C’est au cours du point de presse hebdomadaire de la Monuc de  mercredi, au Quartier général de la Monuc, que Mme Séverine Flores, Porte-parole du Bureau de Coordination des Affaires Humanitaires des Nations Unies (OCHA) a souligné qu’une mission inter-agences d’évaluation composée entre autres, de Caritas, Croix-Rouge, FAO, HCR, OCHA, OIM, OMS, UNFPA, et UNICEF va se rendre cette semaine, dans la Province du Bas-Congo pour faire un état de lieu de la situation des congolais chassés d’Angola et de préciser que 18.000 expulsés sont recensés à Moanda et Tshela. La situation humanitaire reste catastrophique, non seulement avec les refoulés d’Angola, au Bas-Congo, mais également au Katanga, en Province Orientale et dans les deux Kivu.

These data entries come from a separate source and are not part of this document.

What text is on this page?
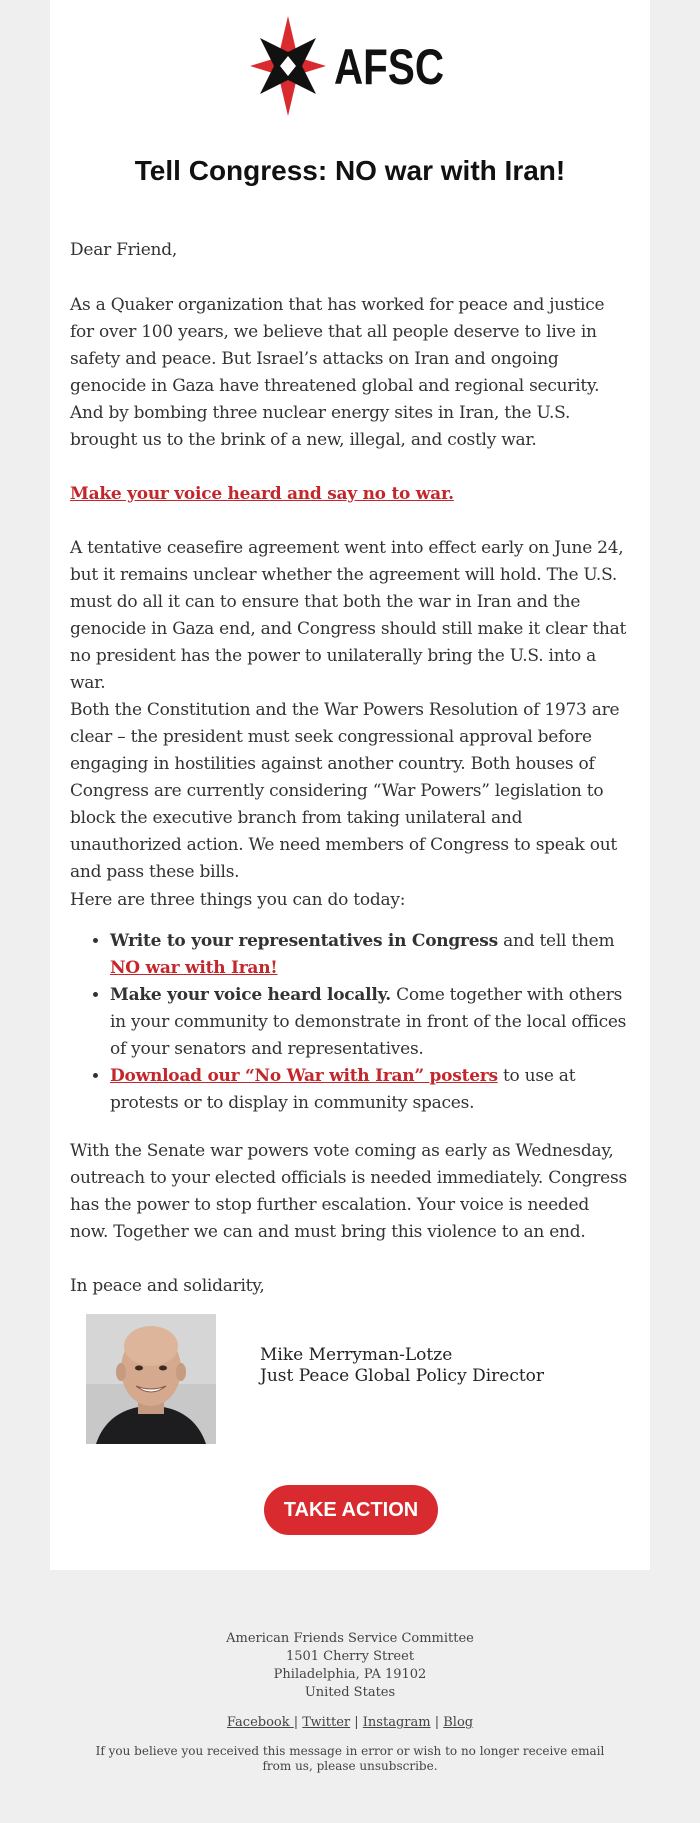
AFSC
Tell Congress: NO war with Iran!

Dear Friend,

As a Quaker organization that has worked for peace and justice for over 100 years, we believe that all people deserve to live in safety and peace. But Israel’s attacks on Iran and ongoing genocide in Gaza have threatened global and regional security. And by bombing three nuclear energy sites in Iran, the U.S. brought us to the brink of a new, illegal, and costly war.

Make your voice heard and say no to war.

A tentative ceasefire agreement went into effect early on June 24, but it remains unclear whether the agreement will hold. The U.S. must do all it can to ensure that both the war in Iran and the genocide in Gaza end, and Congress should still make it clear that no president has the power to unilaterally bring the U.S. into a war.

Both the Constitution and the War Powers Resolution of 1973 are clear – the president must seek congressional approval before engaging in hostilities against another country. Both houses of Congress are currently considering “War Powers” legislation to block the executive branch from taking unilateral and unauthorized action. We need members of Congress to speak out and pass these bills.

Here are three things you can do today:

• Write to your representatives in Congress and tell them NO war with Iran!
• Make your voice heard locally. Come together with others in your community to demonstrate in front of the local offices of your senators and representatives.
• Download our “No War with Iran” posters to use at protests or to display in community spaces.

With the Senate war powers vote coming as early as Wednesday, outreach to your elected officials is needed immediately. Congress has the power to stop further escalation. Your voice is needed now. Together we can and must bring this violence to an end.

In peace and solidarity,

Mike Merryman-Lotze
Just Peace Global Policy Director
TAKE ACTION
American Friends Service Committee
1501 Cherry Street
Philadelphia, PA 19102
United States
Facebook | Twitter | Instagram | Blog
If you believe you received this message in error or wish to no longer receive email from us, please unsubscribe.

Au Katanga, par exemple, le rapatriement des réfugiés congolais depuis la Zambie se poursuit et 12.330 personnes sont rentrées pour être acheminées dans leurs villages d’origine. La même mission du Hcr se poursuit dans le territoire de Dilolo pour enregistrer les réfugiés angolais dans cette zone et évaluer leur situation en vue d’envisager leur retour volontaire. Séverine Flores a fait remarquer qu’à Kalemie, les acteurs humanitaires continuent de se mobiliser dans la lutte contre l’épidémie de cholera, dans le District de Tanganyika. Cependant, les humanitaires s’inquiètent à cause de déplacements des populations qui se poursuivent dans la zone de Muhangi, au Nord-Kivu où les combats entre les Fardc et les groupes de Maï-Maï continuent.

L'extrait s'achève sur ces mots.